Managing Facebook Fangates and Contests While Staying Mobile Friendly

A Fangate is a type of Facebook application that attempts to get people to become a fan of your Page in order to access a contest, coupon, giveaway, or any other promotion. Becoming a fan opens the gate to the special promotion, and people who like your Facebook Page can get your Facebook updates. Normally when one creates a Fangate app, they add it to their Facebook page, where it can be accessed through a link in the tabs of that page.

There is one issue here: No apps (mobile or not) are visible in the tabs of your Facebook page when viewed with a mobile device. And while Facebook recommends using their mobile app API, these mobile apps are still not available as tabs on your Facebook page when viewed with a mobile device, so this API might not be ideal for Fangates. We couldn’t find any examples of Fangates available to mobile users on Facebook at all.

How we do it

Our strategy has two parts: creating a Facebook link that we control, and using mobile detection to direct users to the right content based on the device they’re using.

First: Wherever we want to link to Facebook (ie. on our website, in our email signatures, in email blasts, etc.) instead of linking to Facebook directly, we send people to a URL where we then redirect visitors. This allows us to choose where to send them – to our contest on Facebook, our Fangate or just our Facebook page.

Second: Those who come to our URL using a mobile device can be sent to mobile friendly versions of our contests or Fangates that we create off Facebook, since mobile users cannot access those things directly on Facebook (they will get a 404 error). If we don’t have a contest running, we can instead redirect mobile users to our Facebook page.

Creating a Facebook Link

We have a page on our domain (kobayashi.ca/fb/) where we send people instead of linking directly to our Facebook page. This has many advantages:

  1. A typical Facebook page URL looks like this: https://www.Facebook.com/pages/Airplanes/110895915605785?ref=ts. Using your domain with “/fb/” at the end is shorter, simpler and easier to remember.
  2. You can use this link wherever you would link to your Facebook page: in email signatures, on your website, blog posts etc.

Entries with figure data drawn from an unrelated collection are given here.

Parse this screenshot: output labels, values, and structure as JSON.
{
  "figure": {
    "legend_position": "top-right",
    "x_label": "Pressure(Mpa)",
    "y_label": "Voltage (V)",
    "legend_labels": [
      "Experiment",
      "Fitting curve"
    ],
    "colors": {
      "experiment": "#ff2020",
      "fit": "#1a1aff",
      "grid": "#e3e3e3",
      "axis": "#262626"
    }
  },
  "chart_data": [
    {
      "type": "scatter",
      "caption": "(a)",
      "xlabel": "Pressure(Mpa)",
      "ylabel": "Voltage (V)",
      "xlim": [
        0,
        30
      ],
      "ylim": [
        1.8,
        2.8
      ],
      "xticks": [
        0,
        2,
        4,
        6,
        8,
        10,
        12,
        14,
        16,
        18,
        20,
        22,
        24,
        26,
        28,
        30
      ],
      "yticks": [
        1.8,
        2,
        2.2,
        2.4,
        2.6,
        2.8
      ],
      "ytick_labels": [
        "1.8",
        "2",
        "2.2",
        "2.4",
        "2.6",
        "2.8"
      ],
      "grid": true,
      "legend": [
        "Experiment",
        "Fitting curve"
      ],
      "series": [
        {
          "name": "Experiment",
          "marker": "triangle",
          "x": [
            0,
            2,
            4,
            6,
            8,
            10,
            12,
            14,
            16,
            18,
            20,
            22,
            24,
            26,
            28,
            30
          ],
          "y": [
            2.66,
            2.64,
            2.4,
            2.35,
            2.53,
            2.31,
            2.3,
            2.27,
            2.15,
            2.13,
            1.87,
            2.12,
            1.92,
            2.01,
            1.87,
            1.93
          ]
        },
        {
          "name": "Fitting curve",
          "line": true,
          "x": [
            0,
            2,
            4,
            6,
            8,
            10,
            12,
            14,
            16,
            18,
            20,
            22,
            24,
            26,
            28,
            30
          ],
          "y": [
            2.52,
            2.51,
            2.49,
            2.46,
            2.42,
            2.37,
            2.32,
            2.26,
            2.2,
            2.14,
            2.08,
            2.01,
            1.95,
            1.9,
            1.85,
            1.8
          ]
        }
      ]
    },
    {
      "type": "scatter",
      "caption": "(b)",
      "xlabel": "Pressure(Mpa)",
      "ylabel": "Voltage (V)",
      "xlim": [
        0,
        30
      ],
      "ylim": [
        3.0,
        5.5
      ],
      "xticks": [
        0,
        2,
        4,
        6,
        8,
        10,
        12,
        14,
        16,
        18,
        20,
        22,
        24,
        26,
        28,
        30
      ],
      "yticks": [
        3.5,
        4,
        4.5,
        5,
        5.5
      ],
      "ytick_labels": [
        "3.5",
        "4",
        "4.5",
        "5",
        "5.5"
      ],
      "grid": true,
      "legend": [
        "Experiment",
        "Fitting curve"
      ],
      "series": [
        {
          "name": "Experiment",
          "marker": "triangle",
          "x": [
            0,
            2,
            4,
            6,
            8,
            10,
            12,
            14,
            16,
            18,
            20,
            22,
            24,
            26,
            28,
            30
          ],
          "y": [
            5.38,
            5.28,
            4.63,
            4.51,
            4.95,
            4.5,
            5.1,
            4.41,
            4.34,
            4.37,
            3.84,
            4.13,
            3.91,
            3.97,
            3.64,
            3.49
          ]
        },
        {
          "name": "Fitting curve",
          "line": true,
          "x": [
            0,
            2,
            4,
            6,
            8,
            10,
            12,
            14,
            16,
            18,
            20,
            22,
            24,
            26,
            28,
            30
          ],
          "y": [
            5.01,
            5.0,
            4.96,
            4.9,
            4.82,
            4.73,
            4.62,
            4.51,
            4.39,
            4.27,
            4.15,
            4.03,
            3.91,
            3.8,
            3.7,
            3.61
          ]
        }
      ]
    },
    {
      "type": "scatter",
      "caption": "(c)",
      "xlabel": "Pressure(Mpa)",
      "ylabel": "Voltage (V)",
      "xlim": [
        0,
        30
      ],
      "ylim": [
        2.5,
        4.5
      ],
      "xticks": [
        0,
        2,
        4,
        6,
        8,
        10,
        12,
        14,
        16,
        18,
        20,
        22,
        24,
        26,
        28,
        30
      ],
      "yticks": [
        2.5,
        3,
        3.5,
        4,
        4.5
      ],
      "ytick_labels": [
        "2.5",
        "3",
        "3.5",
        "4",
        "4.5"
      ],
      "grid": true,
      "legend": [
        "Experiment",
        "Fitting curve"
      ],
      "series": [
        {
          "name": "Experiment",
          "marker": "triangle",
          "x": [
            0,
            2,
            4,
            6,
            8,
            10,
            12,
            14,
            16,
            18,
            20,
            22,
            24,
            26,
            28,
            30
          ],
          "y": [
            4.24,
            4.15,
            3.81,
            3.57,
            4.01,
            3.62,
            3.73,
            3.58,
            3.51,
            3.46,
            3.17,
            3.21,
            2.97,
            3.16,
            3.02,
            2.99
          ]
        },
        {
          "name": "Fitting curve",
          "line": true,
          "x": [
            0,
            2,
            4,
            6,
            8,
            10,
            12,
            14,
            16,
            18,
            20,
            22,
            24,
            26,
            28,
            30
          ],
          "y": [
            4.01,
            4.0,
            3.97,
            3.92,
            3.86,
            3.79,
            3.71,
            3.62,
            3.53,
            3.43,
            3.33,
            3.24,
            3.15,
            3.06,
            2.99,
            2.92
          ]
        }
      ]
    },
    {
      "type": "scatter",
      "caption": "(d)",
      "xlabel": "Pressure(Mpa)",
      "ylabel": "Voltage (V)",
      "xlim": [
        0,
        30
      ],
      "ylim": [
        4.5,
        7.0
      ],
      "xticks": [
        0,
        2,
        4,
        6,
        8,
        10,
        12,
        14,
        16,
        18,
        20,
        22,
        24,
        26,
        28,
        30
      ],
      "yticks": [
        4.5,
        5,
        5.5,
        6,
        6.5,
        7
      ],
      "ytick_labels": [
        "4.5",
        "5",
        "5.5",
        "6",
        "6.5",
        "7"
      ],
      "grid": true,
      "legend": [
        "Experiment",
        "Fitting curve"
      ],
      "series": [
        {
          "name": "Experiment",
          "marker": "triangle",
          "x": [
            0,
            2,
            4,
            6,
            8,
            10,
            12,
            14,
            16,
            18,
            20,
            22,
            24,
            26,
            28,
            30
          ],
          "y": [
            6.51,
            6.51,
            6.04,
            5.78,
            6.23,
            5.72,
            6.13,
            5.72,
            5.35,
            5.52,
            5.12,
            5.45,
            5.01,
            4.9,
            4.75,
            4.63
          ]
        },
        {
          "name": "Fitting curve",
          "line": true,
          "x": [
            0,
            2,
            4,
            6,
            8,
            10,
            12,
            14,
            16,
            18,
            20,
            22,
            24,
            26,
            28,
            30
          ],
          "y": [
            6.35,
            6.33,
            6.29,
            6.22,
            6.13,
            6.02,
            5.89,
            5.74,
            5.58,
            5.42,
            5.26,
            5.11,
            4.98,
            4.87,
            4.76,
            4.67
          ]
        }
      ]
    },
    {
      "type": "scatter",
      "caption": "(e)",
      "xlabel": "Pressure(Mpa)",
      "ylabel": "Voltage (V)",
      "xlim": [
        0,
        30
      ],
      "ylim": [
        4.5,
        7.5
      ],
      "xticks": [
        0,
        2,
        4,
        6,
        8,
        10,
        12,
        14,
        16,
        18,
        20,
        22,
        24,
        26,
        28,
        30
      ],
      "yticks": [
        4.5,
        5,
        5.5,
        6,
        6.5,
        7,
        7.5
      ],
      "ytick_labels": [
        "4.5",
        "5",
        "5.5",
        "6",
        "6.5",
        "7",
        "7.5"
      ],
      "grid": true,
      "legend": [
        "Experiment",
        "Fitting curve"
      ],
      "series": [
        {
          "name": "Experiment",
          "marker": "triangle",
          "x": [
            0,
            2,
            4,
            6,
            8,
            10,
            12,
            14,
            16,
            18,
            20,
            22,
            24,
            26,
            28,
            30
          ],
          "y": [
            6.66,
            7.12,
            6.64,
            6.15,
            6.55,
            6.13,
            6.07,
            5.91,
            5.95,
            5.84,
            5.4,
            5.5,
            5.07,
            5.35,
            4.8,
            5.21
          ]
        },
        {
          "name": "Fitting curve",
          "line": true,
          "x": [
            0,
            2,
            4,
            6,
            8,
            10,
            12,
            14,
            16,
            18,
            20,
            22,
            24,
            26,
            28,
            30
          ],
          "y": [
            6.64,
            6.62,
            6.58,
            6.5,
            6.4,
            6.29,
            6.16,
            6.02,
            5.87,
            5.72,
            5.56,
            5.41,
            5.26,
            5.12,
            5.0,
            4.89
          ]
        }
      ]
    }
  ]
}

Then, if your Facebook page URL changes (and there are valid reasons for that to happen), you don’t have to change all of those links, just change the redirect in this one place.
  3. You can decide to redirect your Facebook traffic to a contest when there is one, and redirect to the basic Facebook page, or Fangate when there isn’t a contest. Directing your Facebook traffic directly to a contest makes more sense than just sending someone to your Facebook page, and hoping they find the contest tab.

Mobile Detection

Simple Fangate and contest apps which use tabs are not available to mobile Facebook users. If someone opens a link on a mobile device to a standard Facebook App, they get a 404 error message saying that the page is not found.

Instead of sending someone on a mobile device to an error page, our mobile detection code sends them to a mobile friendly page off of Facebook that allows them to access the promotion or information that would normally be behind the Fangate. On this page, we don’t force people to like the Page in order to access a special area, but we add a Facebook widget that encourages people to like the Page.

Our technique means that mobile visitors won’t actually get blocked by a Fangate, but we think it’s a reasonable compromise since it ensures mobile visitors a quality experience. This technique also has the advantage of being able to redirect mobile visitors to a different site if, for instance, you develop a native mobile app.